This review first ran in the March 14 edition of The Hamilton Spectator.
Portfolio / Penguin
Prepare to be underwhelmed when you tell us a project will trigger transformational change.
Most of us won’t share your enthusiasm.
Transformational change is a thrill ride when you’re in the driver’s seat. You’re restless and ready to roll. You’ve seen the future and what’s on the horizon. You know that standing still will get us left behind or run over. And you’re convinced that what’s next is superior in every way to where we’re at right now.
But we’re in the passenger seat and our view’s more terrifying than thrilling. We don’t know where we’re going or why we need to go.
For some of us, this isn’t our first rodeo. We’ve ridden the Transformational Change Express before and found ourselves stranded a few stops short of the Promised Land.
And for others, the ride seems as exhausting as a cross-Canada summer roadtrip in a car with busted air conditioning and the K-Tell Mini Pop Kids belting out the hits from the backseat.
So it’s not enough to just talk about transformational change. You need to step up and light the way if you want us to follow.
“To boldly go into the future is one thing. To get others to go there with you is another entirely,” say Nancy Duarte and Patti Sanchez, authors of Illuminate and executives with the largest design firm in Silicon Valley.
“The leader’s role, our role, is to light the way for your team through empathetic communications – to be a torchbearer,” says Duarte and Sanchez. “Torchbearers are dreamers, pioneers and scouts who are energized to light the path for travelers. You may see the path ahead with clarity but the outcome of your venture is not really up to you. Your idea is the spark, but you need others to carry the fire on the long trek ahead.”
Luckily for you, there’s a torchbearer’s toolkit. In it you’ll find speeches, stories, ceremonies and symbols.
You give speeches to persuade. You tell stories to win hearts and minds. You hold ceremonies to celebrate milestones, build community and sustain our commitment.
And you put symbols into your speeches, stories and ceremonies. “Because of their resonance, symbols become the visual language of a social group. They express a people’s thoughts, feelings and values in a shorthand and sometimes highly charged way.”

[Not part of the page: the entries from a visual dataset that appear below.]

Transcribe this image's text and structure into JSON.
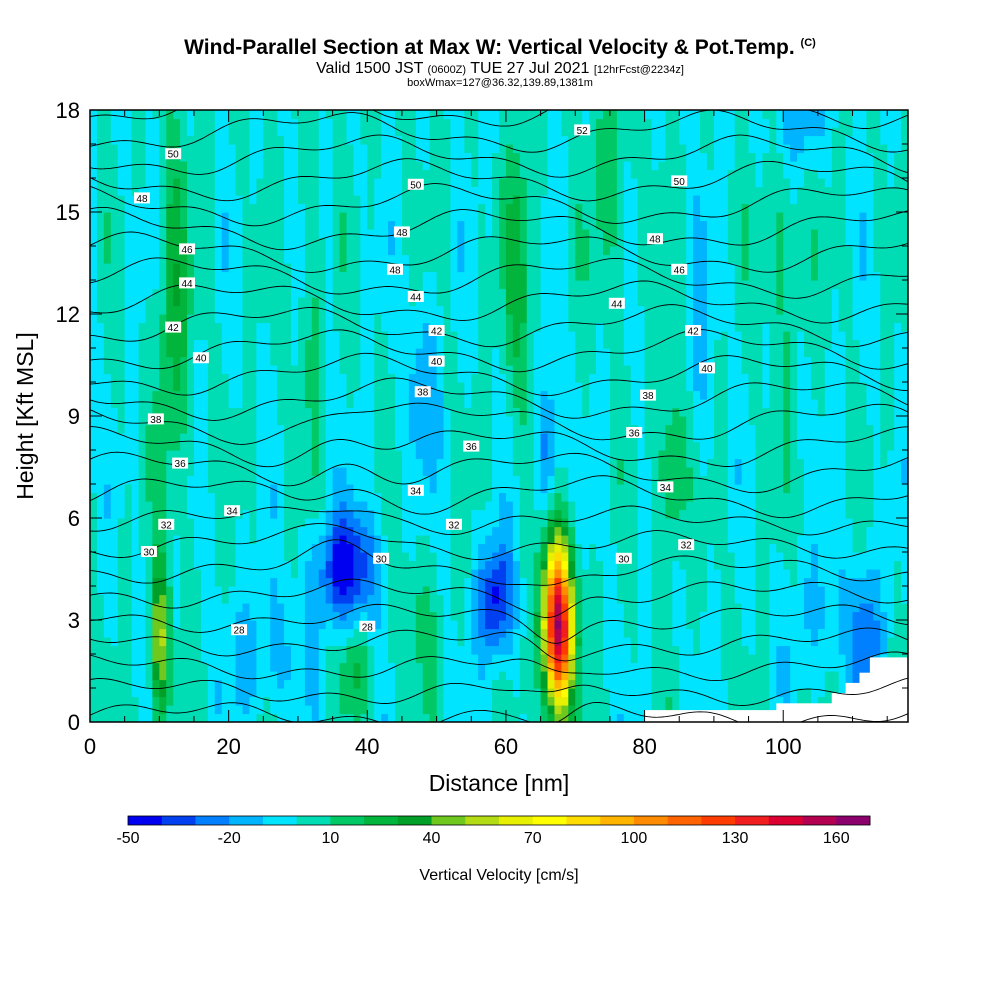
{
  "header": {
    "title": "Wind-Parallel Section at Max W: Vertical Velocity & Pot.Temp.",
    "copyright": "(C)",
    "valid_prefix": "Valid 1500 JST",
    "valid_z": "(0600Z)",
    "valid_date": "TUE 27 Jul 2021",
    "valid_fcst": "[12hrFcst@2234z]",
    "box_info": "boxWmax=127@36.32,139.89,1381m"
  },
  "chart_data": {
    "type": "heatmap",
    "xlabel": "Distance [nm]",
    "ylabel": "Height [Kft MSL]",
    "xlim": [
      0,
      118
    ],
    "ylim": [
      0,
      18
    ],
    "x_ticks": [
      0,
      20,
      40,
      60,
      80,
      100
    ],
    "y_ticks": [
      0,
      3,
      6,
      9,
      12,
      15,
      18
    ],
    "colorbar": {
      "label": "Vertical Velocity [cm/s]",
      "min": -50,
      "max": 170,
      "step": 10,
      "tick_labels": [
        "-50",
        "-20",
        "10",
        "40",
        "70",
        "100",
        "130",
        "160"
      ],
      "colors": [
        "#0000f0",
        "#0040f0",
        "#0080ff",
        "#00b4ff",
        "#00e4ff",
        "#00dcb4",
        "#00c864",
        "#00b43c",
        "#00a028",
        "#6ec81e",
        "#b4dc14",
        "#e6f000",
        "#ffff00",
        "#ffdc00",
        "#ffb400",
        "#ff8c00",
        "#ff6400",
        "#ff3c00",
        "#f01e1e",
        "#dc0032",
        "#b40050",
        "#8c006e"
      ]
    },
    "background_value": 0,
    "features": [
      {
        "x": 10,
        "y": 2.4,
        "sx": 0.9,
        "sy": 1.6,
        "w": 55
      },
      {
        "x": 37,
        "y": 4.5,
        "sx": 3.2,
        "sy": 1.2,
        "w": -45
      },
      {
        "x": 58.5,
        "y": 3.6,
        "sx": 1.8,
        "sy": 1.2,
        "w": -45
      },
      {
        "x": 67.5,
        "y": 2.8,
        "sx": 1.5,
        "sy": 1.7,
        "w": 160
      },
      {
        "x": 66,
        "y": 8.0,
        "sx": 1.1,
        "sy": 1.5,
        "w": -30
      },
      {
        "x": 25,
        "y": 2.0,
        "sx": 4.0,
        "sy": 1.4,
        "w": -15
      },
      {
        "x": 47,
        "y": 3.0,
        "sx": 2.4,
        "sy": 1.5,
        "w": 12
      },
      {
        "x": 38,
        "y": 1.6,
        "sx": 1.5,
        "sy": 1.0,
        "w": 20
      },
      {
        "x": 84,
        "y": 7.5,
        "sx": 1.4,
        "sy": 1.6,
        "w": 28
      },
      {
        "x": 112,
        "y": 2.5,
        "sx": 1.5,
        "sy": 1.6,
        "w": -25
      },
      {
        "x": 106,
        "y": 3.0,
        "sx": 4.0,
        "sy": 1.4,
        "w": -12
      },
      {
        "x": 62,
        "y": 13.0,
        "sx": 1.6,
        "sy": 3.0,
        "w": 22
      },
      {
        "x": 12,
        "y": 12.0,
        "sx": 1.6,
        "sy": 4.0,
        "w": 25
      },
      {
        "x": 48,
        "y": 10.0,
        "sx": 1.8,
        "sy": 1.8,
        "w": -18
      },
      {
        "x": 88,
        "y": 11.0,
        "sx": 1.5,
        "sy": 2.5,
        "w": -12
      },
      {
        "x": 100,
        "y": 14.0,
        "sx": 2.0,
        "sy": 3.0,
        "w": 14
      },
      {
        "x": 75,
        "y": 16.0,
        "sx": 2.0,
        "sy": 2.5,
        "w": 15
      },
      {
        "x": 32,
        "y": 12.0,
        "sx": 1.5,
        "sy": 3.0,
        "w": 12
      },
      {
        "x": 102,
        "y": 17.5,
        "sx": 2.5,
        "sy": 1.0,
        "w": -20
      }
    ],
    "terrain_mask": [
      {
        "x0": 80,
        "x1": 99,
        "top": 0.35
      },
      {
        "x0": 99,
        "x1": 107,
        "top": 0.55
      },
      {
        "x0": 107,
        "x1": 109,
        "top": 0.85
      },
      {
        "x0": 109,
        "x1": 111,
        "top": 1.15
      },
      {
        "x0": 111,
        "x1": 112.5,
        "top": 1.45
      },
      {
        "x0": 112.5,
        "x1": 118,
        "top": 1.9
      }
    ],
    "theta_contours": {
      "levels_from": 27,
      "levels_to": 53,
      "labels": [
        {
          "text": "52",
          "x": 71,
          "y": 17.4
        },
        {
          "text": "50",
          "x": 12,
          "y": 16.7
        },
        {
          "text": "50",
          "x": 47,
          "y": 15.8
        },
        {
          "text": "50",
          "x": 85,
          "y": 15.9
        },
        {
          "text": "48",
          "x": 7.5,
          "y": 15.4
        },
        {
          "text": "48",
          "x": 45,
          "y": 14.4
        },
        {
          "text": "48",
          "x": 81.5,
          "y": 14.2
        },
        {
          "text": "48",
          "x": 44,
          "y": 13.3
        },
        {
          "text": "46",
          "x": 14,
          "y": 13.9
        },
        {
          "text": "46",
          "x": 85,
          "y": 13.3
        },
        {
          "text": "44",
          "x": 14,
          "y": 12.9
        },
        {
          "text": "44",
          "x": 47,
          "y": 12.5
        },
        {
          "text": "44",
          "x": 76,
          "y": 12.3
        },
        {
          "text": "42",
          "x": 12,
          "y": 11.6
        },
        {
          "text": "42",
          "x": 50,
          "y": 11.5
        },
        {
          "text": "42",
          "x": 87,
          "y": 11.5
        },
        {
          "text": "40",
          "x": 16,
          "y": 10.7
        },
        {
          "text": "40",
          "x": 50,
          "y": 10.6
        },
        {
          "text": "40",
          "x": 89,
          "y": 10.4
        },
        {
          "text": "38",
          "x": 48,
          "y": 9.7
        },
        {
          "text": "38",
          "x": 80.5,
          "y": 9.6
        },
        {
          "text": "38",
          "x": 9.5,
          "y": 8.9
        },
        {
          "text": "36",
          "x": 55,
          "y": 8.1
        },
        {
          "text": "36",
          "x": 78.5,
          "y": 8.5
        },
        {
          "text": "36",
          "x": 13,
          "y": 7.6
        },
        {
          "text": "34",
          "x": 47,
          "y": 6.8
        },
        {
          "text": "34",
          "x": 83,
          "y": 6.9
        },
        {
          "text": "34",
          "x": 20.5,
          "y": 6.2
        },
        {
          "text": "32",
          "x": 11,
          "y": 5.8
        },
        {
          "text": "32",
          "x": 52.5,
          "y": 5.8
        },
        {
          "text": "32",
          "x": 86,
          "y": 5.2
        },
        {
          "text": "30",
          "x": 8.5,
          "y": 5.0
        },
        {
          "text": "30",
          "x": 42,
          "y": 4.8
        },
        {
          "text": "30",
          "x": 77,
          "y": 4.8
        },
        {
          "text": "28",
          "x": 21.5,
          "y": 2.7
        },
        {
          "text": "28",
          "x": 40,
          "y": 2.8
        }
      ]
    }
  }
}
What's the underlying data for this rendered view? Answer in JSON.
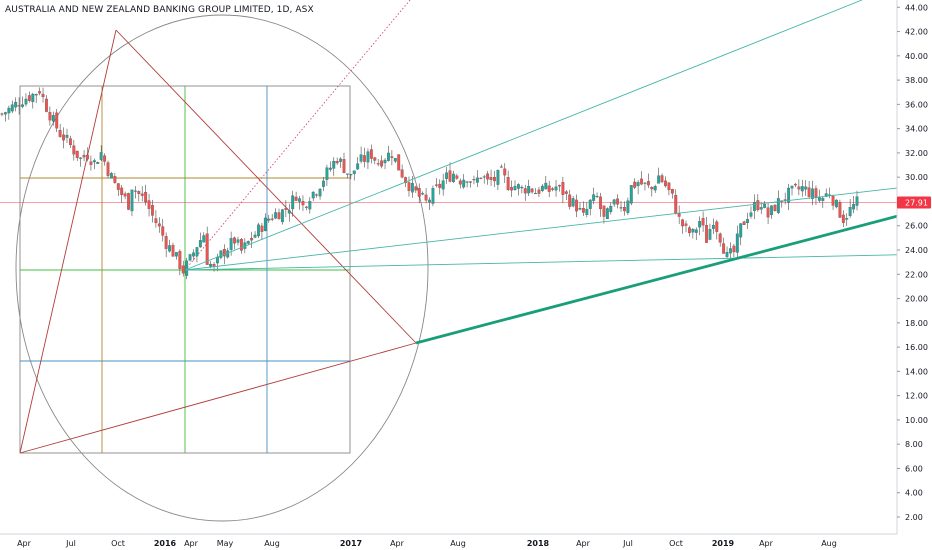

The speeches you give, the stories you tell and the ceremonies you hold will vary depending on where we’re at in our journey.
Change happens in five stages and those stages make up what Duarte and Sanchez call the Venture Scape.
“Like a story, your Venture Scape has a beginning, middle and end. Change has an identifiable pattern to it.”
Change starts with a dream stage where you tell and sell your vision for the future. Your vision needs to be clear and compelling if we’re going to buy in.
The leap stage follows and this is where you need us to commit, take on new responsibilities and change our behaviors.
We then move into the fight stage. You need us to find the courage to be equal to the challenges ahead and gear up for battle.
The climb stage is where the going gets rough, our enthusiasm wanes and our resolve wavers. We’re not having fun anymore. We’re wondering if the sacrifice is worth the reward.
And then we finally cross the finish line at the arrival stage. It’s a time to celebrate and reflect on what’ve accomplished, whether we succeeded or fell short.
Starbucks, IBM and Apple are among the companies that Duarte and Sanchez use as case studies to show the power of synching speeches, stories, ceremonies and symbols to the five stage-Venture Scape.
With every case study, there was a leader who lit the way. You won’t pull off transformational change without one. Duarte and Sanchez show how you can be the one.
“Some say being a torchbearer is a burden. Some say it’s a blessing. Either way, those who light the path are the ones who change the world.”